YOU READ IT HERE FIRST: A rabbi this morning admitted his role in laundering money through the charitable bank accounts for Solomon Dwek, the crook-turned-government informant who helped authorities pull off New Jersey’s largest public-corruption bust ever.
Edmond Nahum, 58, of Deal Nahum admitted he accepted nearly $200,000 in bank checks from Dwek made payable to two charitable organizations in Monmouth County that he controlled.
He said he also passed on checks to Saul Kassin, 89, the chief rabbi of Congregation Sharee Zion in Brooklyn, and the Magen Israel Society charitable organization, which Kassin controlled.
In each case, Nahum said, he knew the money wasn’t going to charity — or “gemach,” as these are known.
Kassin admitted in March that he accepted bank checks in exchange for checks issued by the MIS, charging a 10 percent commission for the deeds. He was sentenced to two years probation and ordered to make restitution earlier this month.

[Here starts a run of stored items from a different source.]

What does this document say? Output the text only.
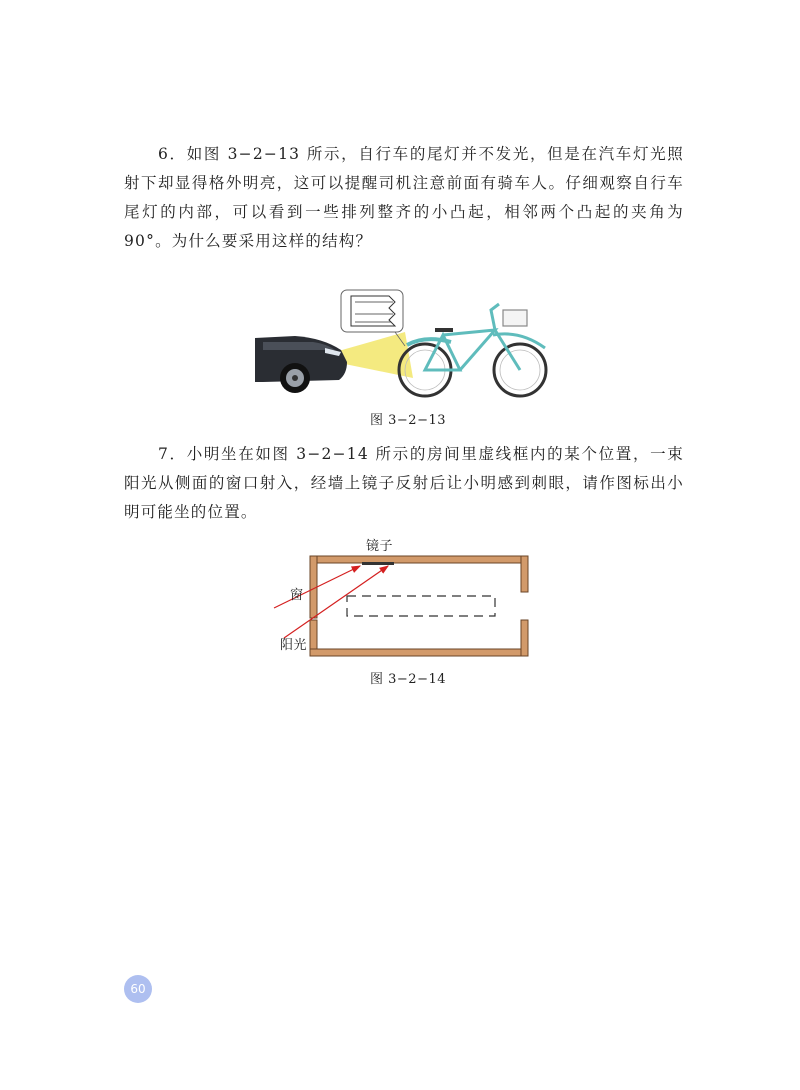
6．如图 3−2−13 所示，自行车的尾灯并不发光，但是在汽车灯光照射下却显得格外明亮，这可以提醒司机注意前面有骑车人。仔细观察自行车尾灯的内部，可以看到一些排列整齐的小凸起，相邻两个凸起的夹角为 90°。为什么要采用这样的结构？

图 3−2−13

7．小明坐在如图 3−2−14 所示的房间里虚线框内的某个位置，一束阳光从侧面的窗口射入，经墙上镜子反射后让小明感到刺眼，请作图标出小明可能坐的位置。

镜子
窗
阳光
图 3−2−14
60
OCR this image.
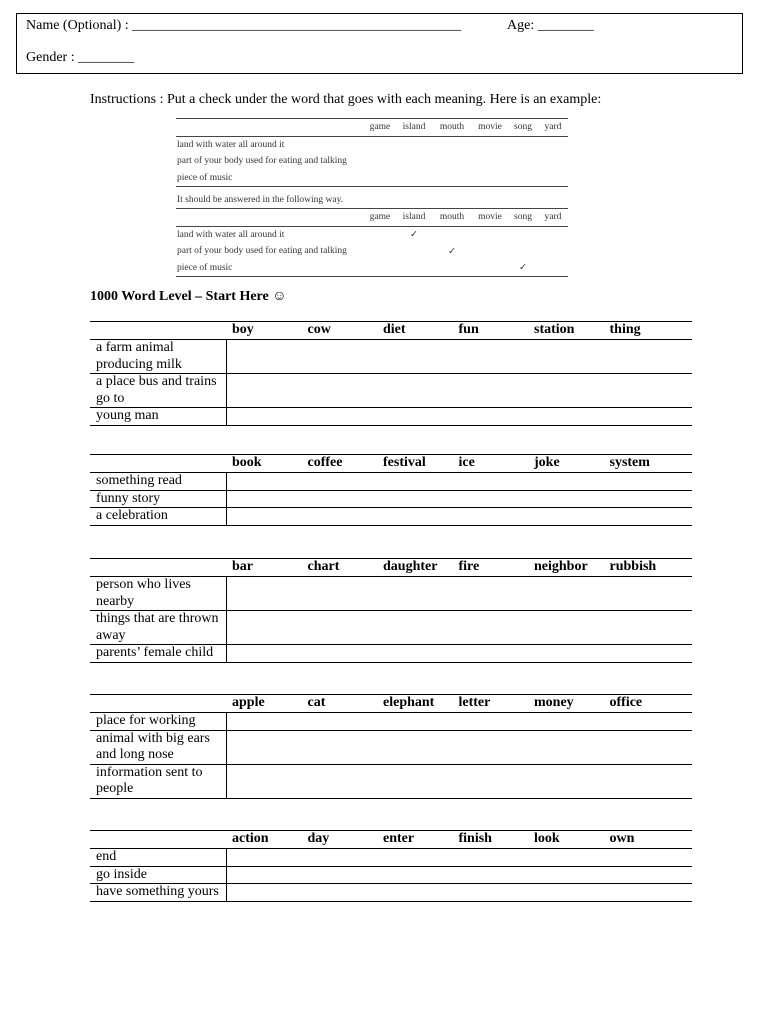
Name (Optional) : _______________________________________________	Age: ________
Gender : ________
Instructions : Put a check under the word that goes with each meaning. Here is an example:
	game	island	mouth	movie	song	yard
land with water all around it						
part of your body used for eating and talking						
piece of music						
It should be answered in the following way.
	game	island	mouth	movie	song	yard
land with water all around it		✓				
part of your body used for eating and talking			✓			
piece of music					✓	
1000 Word Level – Start Here ☺
	boy	cow	diet	fun	station	thing
a farm animal producing milk						
a place bus and trains go to						
young man						
	book	coffee	festival	ice	joke	system
something read						
funny story						
a celebration						
	bar	chart	daughter	fire	neighbor	rubbish
person who lives nearby						
things that are thrown away						
parents’ female child						
	apple	cat	elephant	letter	money	office
place for working						
animal with big ears and long nose						
information sent to people						
	action	day	enter	finish	look	own
end						
go inside						
have something yours						
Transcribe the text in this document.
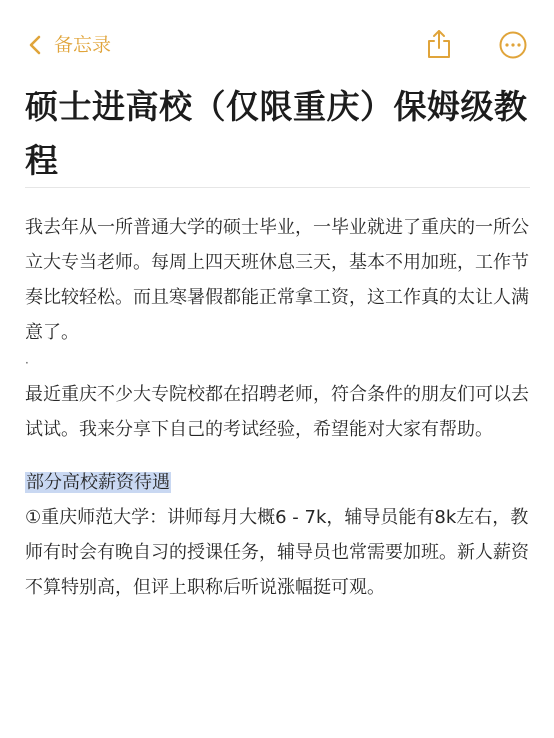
备忘录
硕士进高校（仅限重庆）保姆级教程

我去年从一所普通大学的硕士毕业，一毕业就进了重庆的一所公立大专当老师。每周上四天班休息三天，基本不用加班，工作节奏比较轻松。而且寒暑假都能正常拿工资，这工作真的太让人满意了。

·

最近重庆不少大专院校都在招聘老师，符合条件的朋友们可以去试试。我来分享下自己的考试经验，希望能对大家有帮助。

部分高校薪资待遇

①重庆师范大学：讲师每月大概6 - 7k，辅导员能有8k左右，教师有时会有晚自习的授课任务，辅导员也常需要加班。新人薪资不算特别高，但评上职称后听说涨幅挺可观。
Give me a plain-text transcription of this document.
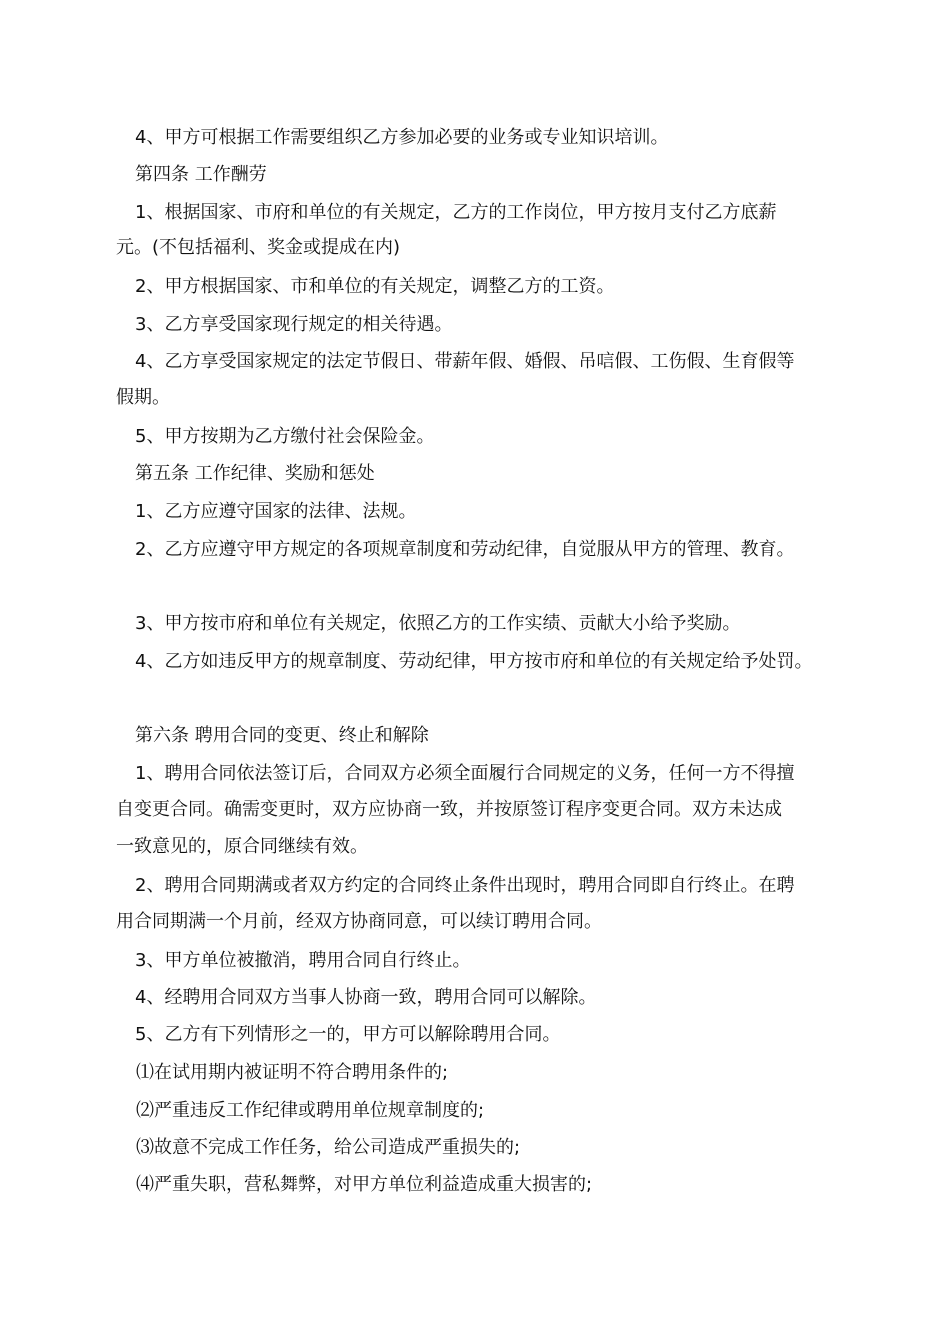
4、甲方可根据工作需要组织乙方参加必要的业务或专业知识培训。
第四条 工作酬劳
1、根据国家、市府和单位的有关规定，乙方的工作岗位，甲方按月支付乙方底薪
元。(不包括福利、奖金或提成在内)
2、甲方根据国家、市和单位的有关规定，调整乙方的工资。
3、乙方享受国家现行规定的相关待遇。
4、乙方享受国家规定的法定节假日、带薪年假、婚假、吊唁假、工伤假、生育假等
假期。
5、甲方按期为乙方缴付社会保险金。
第五条 工作纪律、奖励和惩处
1、乙方应遵守国家的法律、法规。
2、乙方应遵守甲方规定的各项规章制度和劳动纪律，自觉服从甲方的管理、教育。
3、甲方按市府和单位有关规定，依照乙方的工作实绩、贡献大小给予奖励。
4、乙方如违反甲方的规章制度、劳动纪律，甲方按市府和单位的有关规定给予处罚。
第六条 聘用合同的变更、终止和解除
1、聘用合同依法签订后，合同双方必须全面履行合同规定的义务，任何一方不得擅
自变更合同。确需变更时，双方应协商一致，并按原签订程序变更合同。双方未达成
一致意见的，原合同继续有效。
2、聘用合同期满或者双方约定的合同终止条件出现时，聘用合同即自行终止。在聘
用合同期满一个月前，经双方协商同意，可以续订聘用合同。
3、甲方单位被撤消，聘用合同自行终止。
4、经聘用合同双方当事人协商一致，聘用合同可以解除。
5、乙方有下列情形之一的，甲方可以解除聘用合同。
⑴在试用期内被证明不符合聘用条件的;
⑵严重违反工作纪律或聘用单位规章制度的;
⑶故意不完成工作任务，给公司造成严重损失的;
⑷严重失职，营私舞弊，对甲方单位利益造成重大损害的;
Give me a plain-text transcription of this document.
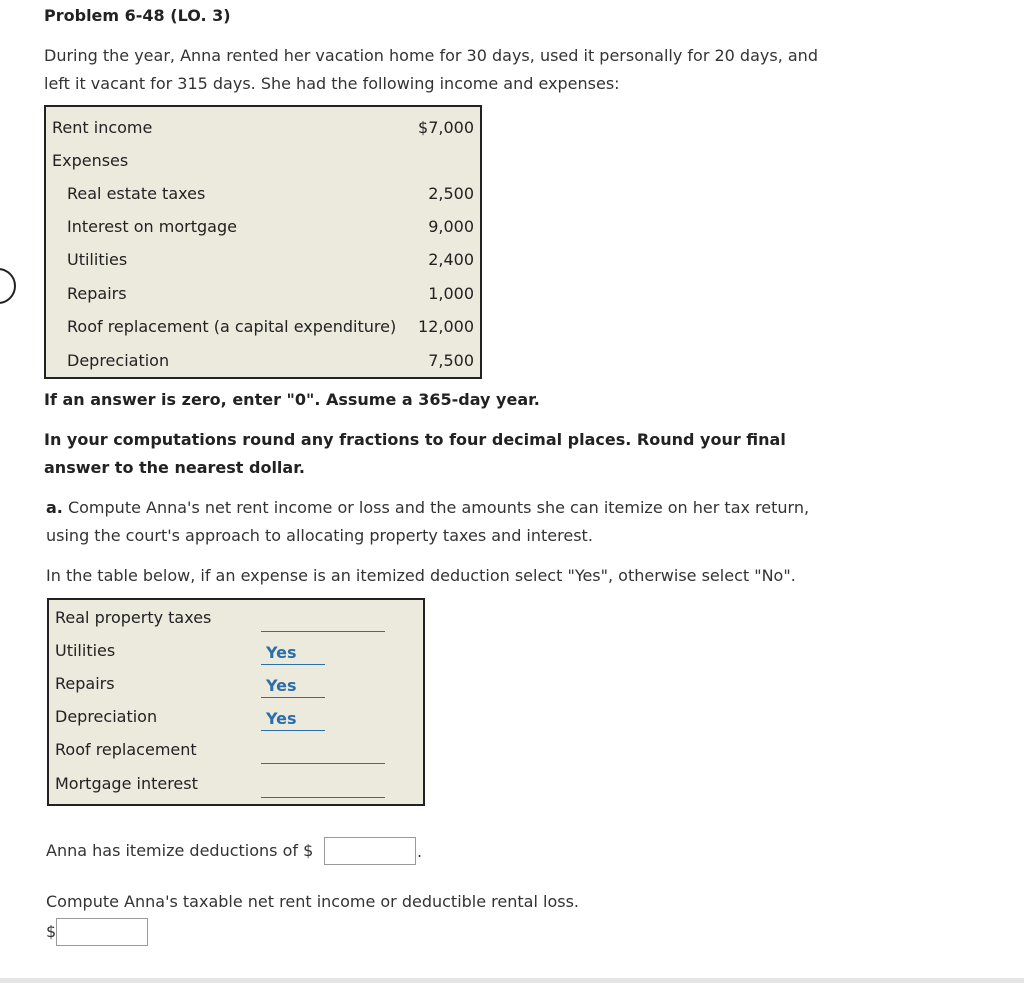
Problem 6-48 (LO. 3)
During the year, Anna rented her vacation home for 30 days, used it personally for 20 days, and left it vacant for 315 days. She had the following income and expenses:
Rent income	$7,000
Expenses
Real estate taxes	2,500
Interest on mortgage	9,000
Utilities	2,400
Repairs	1,000
Roof replacement (a capital expenditure) 12,000
Depreciation	7,500
If an answer is zero, enter "0". Assume a 365-day year.
In your computations round any fractions to four decimal places. Round your final answer to the nearest dollar.
a. Compute Anna's net rent income or loss and the amounts she can itemize on her tax return, using the court's approach to allocating property taxes and interest.
In the table below, if an expense is an itemized deduction select "Yes", otherwise select "No".
Real property taxes
Utilities	Yes
Repairs	Yes
Depreciation	Yes
Roof replacement
Mortgage interest
Anna has itemize deductions of $	.
Compute Anna's taxable net rent income or deductible rental loss.
$
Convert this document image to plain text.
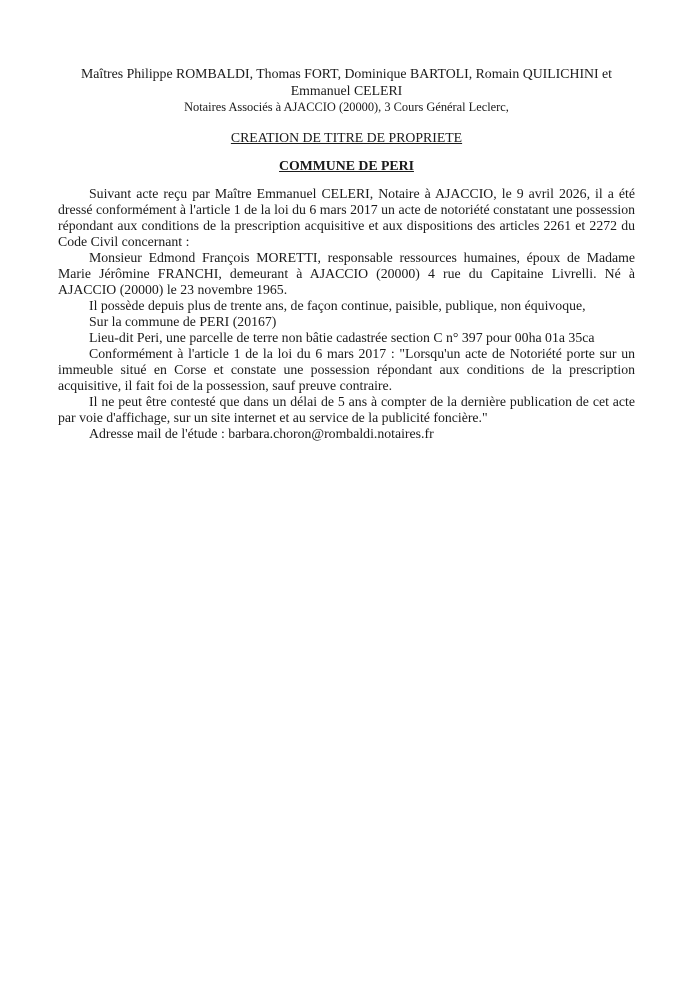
Maîtres Philippe ROMBALDI, Thomas FORT, Dominique BARTOLI, Romain QUILICHINI et

Emmanuel CELERI

Notaires Associés à AJACCIO (20000), 3 Cours Général Leclerc,

CREATION DE TITRE DE PROPRIETE
COMMUNE DE PERI

Suivant acte reçu par Maître Emmanuel CELERI, Notaire à AJACCIO, le 9 avril 2026, il a été dressé conformément à l'article 1 de la loi du 6 mars 2017 un acte de notoriété constatant une possession répondant aux conditions de la prescription acquisitive et aux dispositions des articles 2261 et 2272 du Code Civil concernant :

Monsieur Edmond François MORETTI, responsable ressources humaines, époux de Madame Marie Jérômine FRANCHI, demeurant à AJACCIO (20000) 4 rue du Capitaine Livrelli. Né à AJACCIO (20000) le 23 novembre 1965.

Il possède depuis plus de trente ans, de façon continue, paisible, publique, non équivoque,

Sur la commune de PERI (20167)

Lieu-dit Peri, une parcelle de terre non bâtie cadastrée section C n° 397 pour 00ha 01a 35ca

Conformément à l'article 1 de la loi du 6 mars 2017 : "Lorsqu'un acte de Notoriété porte sur un immeuble situé en Corse et constate une possession répondant aux conditions de la prescription acquisitive, il fait foi de la possession, sauf preuve contraire.

Il ne peut être contesté que dans un délai de 5 ans à compter de la dernière publication de cet acte par voie d'affichage, sur un site internet et au service de la publicité foncière."

Adresse mail de l'étude : barbara.choron@rombaldi.notaires.fr
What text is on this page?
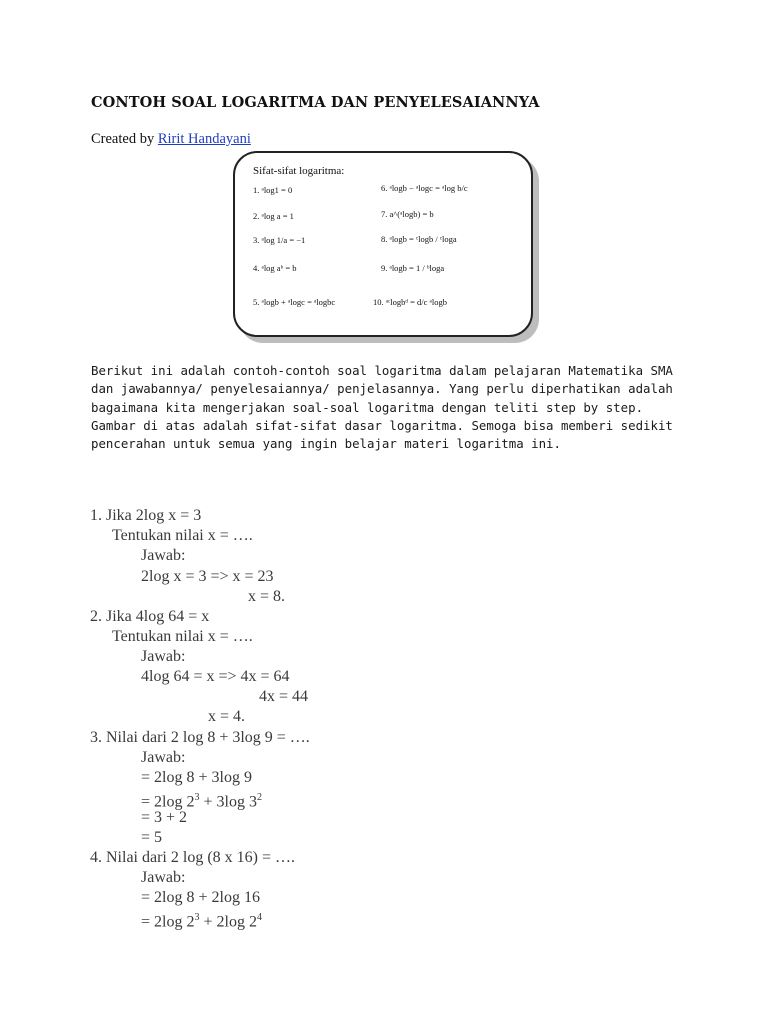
CONTOH SOAL LOGARITMA DAN PENYELESAIANNYA
Created by Ririt Handayani
Sifat-sifat logaritma:
1. ᵃlog1 = 0
2. ᵃlog a = 1
3. ᵃlog 1/a = −1
4. ᵃlog aᵇ = b
5. ᵃlogb + ᵃlogc = ᵃlogbc
6. ᵃlogb − ᵃlogc = ᵃlog b/c
7. a^(ᵃlogb) = b
8. ᵃlogb = ᶜlogb / ᶜloga
9. ᵃlogb = 1 / ᵇloga
10. ᵃᶜlogbᵈ = d/c ᵃlogb

Berikut ini adalah contoh-contoh soal logaritma dalam pelajaran Matematika SMA dan jawabannya/ penyelesaiannya/ penjelasannya. Yang perlu diperhatikan adalah bagaimana kita mengerjakan soal-soal logaritma dengan teliti step by step. Gambar di atas adalah sifat-sifat dasar logaritma. Semoga bisa memberi sedikit pencerahan untuk semua yang ingin belajar materi logaritma ini.

1. Jika 2log x = 3
Tentukan nilai x = ….
Jawab:
2log x = 3 => x = 23
x = 8.
2. Jika 4log 64 = x
Tentukan nilai x = ….
Jawab:
4log 64 = x => 4x = 64
4x = 44
x = 4.
3. Nilai dari 2 log 8 + 3log 9 = ….
Jawab:
= 2log 8 + 3log 9
= 2log $2^3 + 3\log$ $3^2$
= 3 + 2
= 5
4. Nilai dari 2 log (8 x 16) = ….
Jawab:
= 2log 8 + 2log 16
= 2log $2^3 + 2\log$ $2^4$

Also this morning, another man admitted conspiring to launder approximately $200,000 in funds that he believed were the proceeds of a counterfeit designer handbag business of Dwek’s.
Levi Deutsch, an Israeli citizen born in Brooklyn, said he was introduced by Rabbi Mordchai Fish, 58, of Brooklyn, and agreed to launder and conceal Dwek’s money for a 10 percent fee that he and Fish split. Fish pleaded guilty earlier this year to related charges and has a July 28 sentencing date.
“Few financial crimes offend our sensibilities like those that hide illegal activities behind the curtain of charity,” U.S. Attorney Paul J. Fishman said.
As part of his plea deal with the government, Nahum agreed to forfeit $175,381.33 in funds the FBI seized from the bank account of Deal Kupot. His sentencing is set for Sept. 22.
Nahum and Kassin were among 44 people charged in the wake of a July 23, 2009 federal sweep, made possible by Dwek‘s portrayal of a crooked developer — one he was suited to, given that he‘d been convicted of embezzling tens of millions of dollars.
Nahum opened doors for Dwek, telling him, for instance, that Kassin “would be able to move large amounts of money,” according to a federal complaint.
At first, Nahum accepted checks from Dwek made payable to Magen Israel Society, which Nahum passed on to Kassin, the government said. He then issued checks from the charity — minus his commission.
Fishman credited special agents of the FBI and IRS with making the case, handled by Assistant U.S. Attorney Brian R. Howe, Deputy Chief of Fishman’s Special Prosecutions Division in Newark.